As part of the funding for this project, Dr Isaac Santos has received a prestigious Australian Postdoctoral Fellowship, one of 99 granted across Australia.

A total of $390,000 has also been granted through the Linkage Projects scheme for the world’s first Personal Carbon Trading system, to be conducted in a ‘closed system’ island environment on Norfolk Island.

Leading chief investigator Professor Garry Egger, a Professor of Lifestyle Medicine and Applied Health Promotion at Southern Cross University, said the main goals of the project were to test the effectiveness of a Personal Carbon Trading Scheme over a three year period; reduce per capita carbon emissions; and reduce obesity and obesity related behaviours.

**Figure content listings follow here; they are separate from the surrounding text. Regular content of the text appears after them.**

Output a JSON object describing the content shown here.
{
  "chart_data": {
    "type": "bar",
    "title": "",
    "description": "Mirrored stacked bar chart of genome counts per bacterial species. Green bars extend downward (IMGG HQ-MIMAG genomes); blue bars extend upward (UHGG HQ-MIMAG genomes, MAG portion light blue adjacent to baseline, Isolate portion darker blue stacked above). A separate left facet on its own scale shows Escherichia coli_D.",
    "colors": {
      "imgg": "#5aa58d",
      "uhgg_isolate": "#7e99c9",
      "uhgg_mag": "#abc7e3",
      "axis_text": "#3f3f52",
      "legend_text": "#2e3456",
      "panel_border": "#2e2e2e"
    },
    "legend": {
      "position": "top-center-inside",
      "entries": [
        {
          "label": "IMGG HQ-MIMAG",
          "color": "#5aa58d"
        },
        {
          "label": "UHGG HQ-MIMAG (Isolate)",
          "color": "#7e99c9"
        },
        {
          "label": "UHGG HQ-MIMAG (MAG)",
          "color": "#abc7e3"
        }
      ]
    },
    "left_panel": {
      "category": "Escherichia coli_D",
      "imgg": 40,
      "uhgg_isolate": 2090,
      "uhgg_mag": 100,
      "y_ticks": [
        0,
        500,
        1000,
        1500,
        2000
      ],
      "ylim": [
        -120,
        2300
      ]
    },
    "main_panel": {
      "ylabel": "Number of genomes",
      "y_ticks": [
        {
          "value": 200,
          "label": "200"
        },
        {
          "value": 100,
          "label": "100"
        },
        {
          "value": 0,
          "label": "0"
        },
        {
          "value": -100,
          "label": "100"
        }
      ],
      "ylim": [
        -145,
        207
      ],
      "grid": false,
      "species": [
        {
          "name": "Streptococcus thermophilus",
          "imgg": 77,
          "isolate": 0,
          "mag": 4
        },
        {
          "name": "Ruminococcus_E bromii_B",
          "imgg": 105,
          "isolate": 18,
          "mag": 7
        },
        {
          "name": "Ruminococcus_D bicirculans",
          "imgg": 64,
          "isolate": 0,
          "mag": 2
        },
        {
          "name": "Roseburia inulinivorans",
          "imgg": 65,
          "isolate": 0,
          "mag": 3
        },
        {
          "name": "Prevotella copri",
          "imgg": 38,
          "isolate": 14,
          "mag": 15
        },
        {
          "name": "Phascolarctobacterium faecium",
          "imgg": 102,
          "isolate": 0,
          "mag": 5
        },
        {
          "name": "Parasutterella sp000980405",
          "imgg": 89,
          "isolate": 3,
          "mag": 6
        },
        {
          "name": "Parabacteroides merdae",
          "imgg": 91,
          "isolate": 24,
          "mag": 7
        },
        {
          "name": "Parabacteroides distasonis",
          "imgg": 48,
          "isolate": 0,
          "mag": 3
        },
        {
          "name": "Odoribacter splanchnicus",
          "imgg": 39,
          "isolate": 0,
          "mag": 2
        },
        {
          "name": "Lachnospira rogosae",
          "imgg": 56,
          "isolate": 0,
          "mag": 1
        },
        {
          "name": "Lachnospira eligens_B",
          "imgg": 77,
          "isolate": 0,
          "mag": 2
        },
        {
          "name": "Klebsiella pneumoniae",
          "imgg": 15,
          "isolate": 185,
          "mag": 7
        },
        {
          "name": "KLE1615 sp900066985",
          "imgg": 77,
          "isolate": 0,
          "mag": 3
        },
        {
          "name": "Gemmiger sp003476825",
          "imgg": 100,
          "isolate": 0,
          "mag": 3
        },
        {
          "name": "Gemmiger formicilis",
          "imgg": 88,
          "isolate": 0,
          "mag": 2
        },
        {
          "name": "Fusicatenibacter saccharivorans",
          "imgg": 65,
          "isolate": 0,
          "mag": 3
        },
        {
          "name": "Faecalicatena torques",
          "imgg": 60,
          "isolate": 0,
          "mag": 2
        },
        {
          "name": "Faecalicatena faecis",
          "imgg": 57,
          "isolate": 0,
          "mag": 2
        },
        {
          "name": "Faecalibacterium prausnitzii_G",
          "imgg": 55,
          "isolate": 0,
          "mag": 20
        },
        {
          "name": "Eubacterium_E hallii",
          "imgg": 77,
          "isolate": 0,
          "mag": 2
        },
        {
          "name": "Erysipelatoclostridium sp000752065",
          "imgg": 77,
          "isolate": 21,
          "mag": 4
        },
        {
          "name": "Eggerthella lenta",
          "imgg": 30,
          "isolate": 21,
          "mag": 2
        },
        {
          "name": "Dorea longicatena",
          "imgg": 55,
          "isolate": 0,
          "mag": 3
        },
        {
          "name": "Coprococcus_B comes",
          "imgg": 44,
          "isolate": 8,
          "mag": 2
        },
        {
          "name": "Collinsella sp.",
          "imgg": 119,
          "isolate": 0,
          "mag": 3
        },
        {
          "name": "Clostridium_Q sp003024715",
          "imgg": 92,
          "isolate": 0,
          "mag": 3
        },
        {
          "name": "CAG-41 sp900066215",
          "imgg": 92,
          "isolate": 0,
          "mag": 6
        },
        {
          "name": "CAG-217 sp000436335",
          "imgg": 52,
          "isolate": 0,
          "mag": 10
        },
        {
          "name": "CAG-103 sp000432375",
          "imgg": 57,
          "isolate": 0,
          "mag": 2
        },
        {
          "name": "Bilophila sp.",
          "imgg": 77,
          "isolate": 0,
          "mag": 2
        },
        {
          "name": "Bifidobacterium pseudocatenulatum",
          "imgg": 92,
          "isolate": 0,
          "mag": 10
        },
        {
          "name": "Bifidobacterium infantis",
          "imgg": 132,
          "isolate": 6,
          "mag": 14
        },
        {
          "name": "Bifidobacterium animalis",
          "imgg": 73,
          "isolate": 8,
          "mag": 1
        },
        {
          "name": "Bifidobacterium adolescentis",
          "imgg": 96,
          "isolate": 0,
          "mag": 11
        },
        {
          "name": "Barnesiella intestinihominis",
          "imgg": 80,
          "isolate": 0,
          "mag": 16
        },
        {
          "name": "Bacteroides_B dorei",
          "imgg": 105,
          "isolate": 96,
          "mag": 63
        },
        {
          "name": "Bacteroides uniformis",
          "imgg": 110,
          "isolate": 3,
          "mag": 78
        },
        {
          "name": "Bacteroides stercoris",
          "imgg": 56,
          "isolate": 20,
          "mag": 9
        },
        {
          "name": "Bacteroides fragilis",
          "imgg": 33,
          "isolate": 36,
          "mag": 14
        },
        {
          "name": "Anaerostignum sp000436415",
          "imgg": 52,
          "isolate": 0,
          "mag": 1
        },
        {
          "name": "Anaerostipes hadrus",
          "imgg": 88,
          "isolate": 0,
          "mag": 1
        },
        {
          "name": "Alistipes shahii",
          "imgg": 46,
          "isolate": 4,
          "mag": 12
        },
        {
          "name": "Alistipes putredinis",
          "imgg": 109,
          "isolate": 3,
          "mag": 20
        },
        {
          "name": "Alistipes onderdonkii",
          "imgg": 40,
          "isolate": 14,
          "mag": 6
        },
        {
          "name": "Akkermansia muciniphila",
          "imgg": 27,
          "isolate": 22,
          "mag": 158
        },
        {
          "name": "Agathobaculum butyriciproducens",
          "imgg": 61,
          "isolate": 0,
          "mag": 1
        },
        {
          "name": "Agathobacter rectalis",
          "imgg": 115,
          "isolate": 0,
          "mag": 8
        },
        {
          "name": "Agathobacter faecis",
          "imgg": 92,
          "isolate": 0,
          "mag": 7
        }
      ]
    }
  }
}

“The funding is fantastic, not just from my own or the team’s point of view but the fact that the Australian Research Council recognises the importance of bringing together the whole aspect of climate change and health and this is the first project of its kind in the world to do that,” said Professor Egger.

The project has in principal agreement with Southern Cross University, the University of South Australia and Deakin University for collaboration on research and evaluation. There is also an in principal agreement with the Norfolk Island Legislative Assembly, the Norfolk Island Tourist Board and ‘Sustainability Norfolk’.

Photo: Dr Ed Burton, pictured sampling sulfides in the Lower Lakes of South Australia, has received an Australian Research Fellowship.